PORAC’s auditors also accused Lackie, Dammeier, McGill & Ethir attorney Peter Horton of billing for “phantom trips” and that he generated “scores of invoices” claiming travel mileage and travel time when he had never traveled at all.
The lawsuit, filed by the Police Officers Research Association (PORAC) on Nov. 26 in Orange County Superior Court, alleges legal malpractice, fraud, breach of fiduciary duty, negligence, unjust enrichment and unfair business practices. It names as defendants attorneys Dieter Dammeier, Michael McGill, Peter Horton, and Kasey Sirody.
The Orange County venue was an inauspicious one for the firm. It was in Orange County where its aggressive tactics in representing law enforcement officers with regard to labor actions came under sharp scrutiny, which in turn led to the demise of the firm, which dissolved earlier this year.
As tense contract negotiations were proceeding in 2012 between the city of Costa Mesa and the Costa Mesa Police Association, the firm, which represented the union, advised members to step up pressure on the city’s elected leadership. Shortly thereafter, a private investigator under retainer by Lackie Dammeie McGill & Ethir, Christopher Lanzillo, began tailing members of the Costa Mesa City Council. On August 22, 2012, Lanzillo followed Costa Mesa Mayor Jim Righeimer to a bar, Skosh Monahan’s, owned by another city councilman, Gary Monahan. Lanzillo followed Righeimer after he left Skosh Monahan’s as the mayor drove home, and en route called 911 to report Righeimer was drunk and driving erratically. When police came to Righeimer’s home, they found that he appeared sober but subjected him to a field sobriety test, which he passed. Righeimer subsequently produced a time and date-stamped credit card receipt for two Diet Cokes he had consumed while at Skosh Monahan’s. Information then emerged that the police association had also been seeking, at Lackie Dammeier McGill & Ethir’s suggestion, to entrap Monahan and another council member, Steve Mensinger.
Soon thereafter, the Costa Mesa Police Association ended its relationship with Lackie Dammeier but not before other Orange County municipal officials, including city council members from Buena Park, Fullerton and Irvine, came forward to tell how the Upland-based firm and its clients engaged in efforts to harass them as they headed into elections and contract negotiations with their cities’ police unions, which were represented by Lackie Dammeier McGill & Ethir.
So brazen was the law firm in its pro-police union strategies that it posted on its website a political activity playbook that advised police unions on how to intimidate and twist the arms of politicians and lobby the public in a way that associates police pay raises with higher levels of public safety. In the brouhaha that ensued, Lackie Dammeier McGill & Ethir removed that posting.

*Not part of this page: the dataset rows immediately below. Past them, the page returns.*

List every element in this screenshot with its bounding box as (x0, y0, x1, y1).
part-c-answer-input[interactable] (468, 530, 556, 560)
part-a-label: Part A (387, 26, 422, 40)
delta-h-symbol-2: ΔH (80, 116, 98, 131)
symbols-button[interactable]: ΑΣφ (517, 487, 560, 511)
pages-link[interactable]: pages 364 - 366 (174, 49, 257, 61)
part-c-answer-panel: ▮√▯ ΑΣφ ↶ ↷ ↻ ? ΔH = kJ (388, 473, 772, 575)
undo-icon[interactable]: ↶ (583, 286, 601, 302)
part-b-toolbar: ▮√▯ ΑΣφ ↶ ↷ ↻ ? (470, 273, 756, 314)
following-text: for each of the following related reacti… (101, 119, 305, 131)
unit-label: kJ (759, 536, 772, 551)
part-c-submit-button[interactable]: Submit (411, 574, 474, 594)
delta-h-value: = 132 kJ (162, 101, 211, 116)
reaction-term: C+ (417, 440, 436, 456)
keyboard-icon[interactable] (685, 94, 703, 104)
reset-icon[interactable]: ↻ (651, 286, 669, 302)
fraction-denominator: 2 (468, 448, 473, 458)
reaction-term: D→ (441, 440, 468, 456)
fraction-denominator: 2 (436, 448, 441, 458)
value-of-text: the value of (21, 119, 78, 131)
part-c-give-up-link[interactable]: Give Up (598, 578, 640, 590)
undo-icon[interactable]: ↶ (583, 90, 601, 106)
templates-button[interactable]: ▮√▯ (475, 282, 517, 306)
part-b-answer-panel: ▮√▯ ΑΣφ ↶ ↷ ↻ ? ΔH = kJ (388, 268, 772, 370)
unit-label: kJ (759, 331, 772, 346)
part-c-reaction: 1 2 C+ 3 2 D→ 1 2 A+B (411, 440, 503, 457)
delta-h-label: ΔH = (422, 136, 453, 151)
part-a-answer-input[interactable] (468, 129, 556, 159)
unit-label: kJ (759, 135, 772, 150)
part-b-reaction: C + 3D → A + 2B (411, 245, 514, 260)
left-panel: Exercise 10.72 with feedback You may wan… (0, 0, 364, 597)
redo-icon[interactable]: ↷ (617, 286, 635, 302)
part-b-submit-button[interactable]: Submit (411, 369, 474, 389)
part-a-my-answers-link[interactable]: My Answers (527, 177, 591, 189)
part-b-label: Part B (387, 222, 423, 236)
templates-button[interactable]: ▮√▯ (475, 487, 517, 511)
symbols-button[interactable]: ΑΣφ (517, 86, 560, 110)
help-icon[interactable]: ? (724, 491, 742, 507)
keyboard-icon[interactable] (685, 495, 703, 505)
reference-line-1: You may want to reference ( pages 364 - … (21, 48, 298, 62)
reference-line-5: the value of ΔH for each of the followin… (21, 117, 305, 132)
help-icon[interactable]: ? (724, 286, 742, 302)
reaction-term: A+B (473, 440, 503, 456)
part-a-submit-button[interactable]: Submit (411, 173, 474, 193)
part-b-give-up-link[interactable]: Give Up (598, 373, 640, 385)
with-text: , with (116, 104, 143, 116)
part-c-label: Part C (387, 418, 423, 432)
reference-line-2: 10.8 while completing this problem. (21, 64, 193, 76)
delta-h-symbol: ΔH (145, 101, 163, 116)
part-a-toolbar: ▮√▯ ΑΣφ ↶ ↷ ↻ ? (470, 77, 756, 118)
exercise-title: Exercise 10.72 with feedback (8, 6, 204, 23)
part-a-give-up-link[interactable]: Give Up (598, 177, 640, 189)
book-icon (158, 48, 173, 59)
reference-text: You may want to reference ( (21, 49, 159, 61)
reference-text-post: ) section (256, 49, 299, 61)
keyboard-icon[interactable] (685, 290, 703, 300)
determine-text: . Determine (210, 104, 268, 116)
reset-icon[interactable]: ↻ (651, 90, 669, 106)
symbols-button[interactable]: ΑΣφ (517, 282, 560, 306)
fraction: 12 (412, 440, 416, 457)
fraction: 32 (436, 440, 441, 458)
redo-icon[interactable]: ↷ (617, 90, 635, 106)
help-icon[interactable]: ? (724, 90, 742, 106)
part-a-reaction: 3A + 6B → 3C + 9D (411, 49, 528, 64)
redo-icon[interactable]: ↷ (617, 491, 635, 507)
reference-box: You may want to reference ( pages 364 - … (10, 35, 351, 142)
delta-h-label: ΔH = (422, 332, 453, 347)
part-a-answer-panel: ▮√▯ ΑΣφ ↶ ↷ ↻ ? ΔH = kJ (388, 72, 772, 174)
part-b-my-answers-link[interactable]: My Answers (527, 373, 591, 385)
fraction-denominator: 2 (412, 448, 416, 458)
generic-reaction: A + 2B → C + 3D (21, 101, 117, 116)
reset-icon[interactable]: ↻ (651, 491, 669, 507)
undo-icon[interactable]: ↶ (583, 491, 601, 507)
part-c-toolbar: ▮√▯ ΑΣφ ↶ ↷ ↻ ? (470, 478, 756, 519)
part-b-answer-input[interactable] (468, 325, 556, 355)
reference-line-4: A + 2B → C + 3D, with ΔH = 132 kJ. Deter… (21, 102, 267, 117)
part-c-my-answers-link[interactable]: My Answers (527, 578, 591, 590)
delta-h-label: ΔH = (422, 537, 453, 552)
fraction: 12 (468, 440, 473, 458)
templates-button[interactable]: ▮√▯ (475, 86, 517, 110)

The Orange County District Attorney’s Office’s has opened up an investigation of Lackie, Dammeier, McGill & Ethir. On October 10, investigators with the Orange County District Attorney’s Office, assisted by Orange County Sheriff’s Department detectives and officers, served a search warrant at the 367 N 2nd Avenue Upland law office of the law firm, which at that point was in the midst of decommissioning itself and farming its cases out to various of its former partners or other law firms. Ivestigators carted off scores of boxes full of documents and other materials from the office.